We will use the substitution #x=b/asectheta#. This also implies that #dx=b/asecthetatanthetad theta#. Substituting, this gives us:

#=int(b/asecthetatanthetad theta)/(a^2(b^2/a^2sec^2theta)-b^2)^(3/2)#

#=int(bsecthetatanthetad theta)/(a(b^2sec^2theta-b^2)^(3/2))#

#=int(bsecthetatanthetad theta)/(a(b^2)^(3/2)(sec^2theta-1)^(3/2))#

Since #1+tan^2theta=sec^2theta#, so #sec^2theta-1=tan^2theta#:

#=int(bsecthetatanthetad theta)/(ab^3(tan^2theta)^(3/2))#

#=int(secthetatanthetad theta)/(ab^2tan^3theta)#

#=1/(ab^2)int(secthetad theta)/tan^2theta#

#=1/(ab^2)int1/costheta(cos^2theta/sin^2theta)d theta#

#=1/(ab^2)intcostheta/sin^2thetad theta#

Let #u=sintheta# so #du=costhetad theta#. This gives us:

#=1/(ab^2)int(du)/u^2#

Integrating #u^-2# using the power rule for integration, which gives #u^-1/(-1)=-1/u#:

#=1/(ab^2)(-1/u)#

Since #u=sintheta#:

#=-1/(ab^2)csctheta#

Since #x=b/asectheta#, we see that #theta="arcsec"((ax)/b)#:

#=-1/(ab^2)csc("arcsec"((ax)/b))#

To find #csc("arcsec"((ax)/b))#, we want to find the cosecant of a triangle where the secant is #(ax)/b#.

Since secant is the reciprocal of cosine, we see that #ax# is the hypotenuse is #b# is the adjacent side.

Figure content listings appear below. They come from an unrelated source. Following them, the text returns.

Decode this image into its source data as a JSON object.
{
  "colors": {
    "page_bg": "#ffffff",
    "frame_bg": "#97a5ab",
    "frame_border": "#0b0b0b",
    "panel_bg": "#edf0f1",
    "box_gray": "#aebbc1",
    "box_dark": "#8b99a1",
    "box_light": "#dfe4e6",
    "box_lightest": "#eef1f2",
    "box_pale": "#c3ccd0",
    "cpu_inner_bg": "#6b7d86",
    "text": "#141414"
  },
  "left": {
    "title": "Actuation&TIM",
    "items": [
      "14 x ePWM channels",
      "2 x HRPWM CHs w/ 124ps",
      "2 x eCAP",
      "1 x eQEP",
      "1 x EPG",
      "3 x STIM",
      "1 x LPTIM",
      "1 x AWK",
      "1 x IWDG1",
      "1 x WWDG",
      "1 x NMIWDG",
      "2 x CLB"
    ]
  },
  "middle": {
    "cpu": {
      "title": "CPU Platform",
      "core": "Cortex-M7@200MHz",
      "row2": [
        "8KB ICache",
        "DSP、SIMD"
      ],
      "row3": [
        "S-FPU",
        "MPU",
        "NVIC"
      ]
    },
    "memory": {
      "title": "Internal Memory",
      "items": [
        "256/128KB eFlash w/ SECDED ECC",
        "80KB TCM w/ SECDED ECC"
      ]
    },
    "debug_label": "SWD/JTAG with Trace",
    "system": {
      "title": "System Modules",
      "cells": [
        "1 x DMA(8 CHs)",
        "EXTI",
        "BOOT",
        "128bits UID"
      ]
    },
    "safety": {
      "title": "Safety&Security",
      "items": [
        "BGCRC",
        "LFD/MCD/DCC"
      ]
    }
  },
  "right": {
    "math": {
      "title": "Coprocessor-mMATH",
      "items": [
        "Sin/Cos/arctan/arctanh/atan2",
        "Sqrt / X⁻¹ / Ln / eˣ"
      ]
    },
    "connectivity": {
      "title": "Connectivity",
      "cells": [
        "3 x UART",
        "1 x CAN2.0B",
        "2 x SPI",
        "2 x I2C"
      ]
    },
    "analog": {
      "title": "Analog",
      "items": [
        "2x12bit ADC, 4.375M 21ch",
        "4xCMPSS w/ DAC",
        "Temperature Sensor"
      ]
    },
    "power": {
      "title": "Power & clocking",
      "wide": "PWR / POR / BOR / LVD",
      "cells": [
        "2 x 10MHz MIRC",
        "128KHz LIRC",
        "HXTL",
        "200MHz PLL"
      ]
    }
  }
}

Through the Pythagorean theorem, we see that the opposite side is #sqrt(a^2x^2-b^2)#.

This gives us a cosecant, which as the reciprocal of sine is the hypotenuse over the opposite side, or #(ax)/sqrt(a^2x^2-b^2)#.

#=-1/(ab^2)((ax)/sqrt(a^2x^2-b^2))#

#=(-x)/(b^2sqrt(a^2x^2-b^2))+C#